Göteborg (Gothenburg), Sweden's second largest city, with a population of around half a million, is home to the oldest and most prestigious professional orchestra in the country.
Located on Sweden's western (North Sea) coast, Göteborg became an important fishing, shipping, and manufacturing center. A violinist named Le Hay, with a few professional musicians as his staff, founded a music school for interested amateurs and organized teachers and their students into ad hoc ensembles that gave concerts between 1781 and 1791. The first subscription concerts were begun by Joseph Czapek, who settled in the city in 1847.
In 1905 an orchestral association, the Göteborgs Orkesterförening, was organized, with funding from local industrial concerns. The first concerts were given the same year.
In 1906 the society engaged composer Wilhelm Stenhammar to become the orchestra's principal conductor. He was a firm leader, with strong gifts for orchestra building and a widely ranging interest in new repertory. Stenhammar was an innovator as a symphony director. Reasoning that children benefited by exposure to orchestral music, he was among the first conductors anywhere to establish regular school outreach concerts. This has resulted in symphony concerts becoming one of the favorite forms of musical entertainment in Göteborg and the surrounding area. Stenhammar and the Göteborg Symphony were the first to introduce the music of Danish composer Carl Nielsen to Sweden.

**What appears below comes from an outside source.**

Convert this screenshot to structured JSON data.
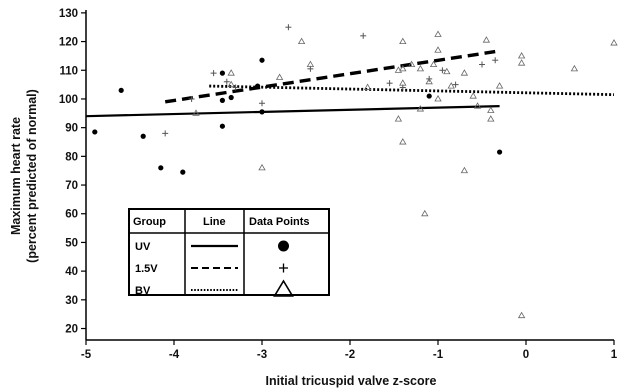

The obstacle of Göteborg's lack of a suitable concert hall was remedied in 1935, with the opening of a municipally financed hall, the Göteborgs Konserthus. This hall of modern design vies with such venues as Boston's Orchestra Hall, Carnegie Hall, and the Amsterdam Concertgebouw in various commentators' opinions as the best-sounding concert hall in the world. The richness and clarity of the sound is one of the factors that have set the high standards the Göteborg Symphony has met.
In addition, the orchestra management over the years has shown notable skill in choosing Stenhammar's successors as music director, which have included Tor Mann, Ture Rängstrom, Issay Dobrowen, Sixten Eckerberg, Dean Dixon, Sten Frykberg, Sergiu Comissiona, Charles Dutoit, Sixten Ehrling, and, from 1982 to 2004, Estonian maestro Neeme Järvi. Mario Venzago served from 2004 until 2007, when Gustavo Dudamel was appointed the orchestra's principal director.
Soon after his accession to the podium of the orchestra, Järvi began a long association with Sweden's Bis record company that has made both Järvi and the orchestra world-famous. Järvi, exhibiting an astonishingly large repertory, began with a complete cycle of Sibelius recordings. With Järvi or others, on both the Bis and Deutsche Grammophon labels, the orchestra has produced dozens of recordings, including complete cycles of music with orchestra by Tubin, Nielsen, Grieg, Borodin, and several others, and the complete Rachmaninov operas. In May 1997, the Swedish Parliament and government appointed the Göteborg Symphony Orchestra as "Sweden's National Orchestra."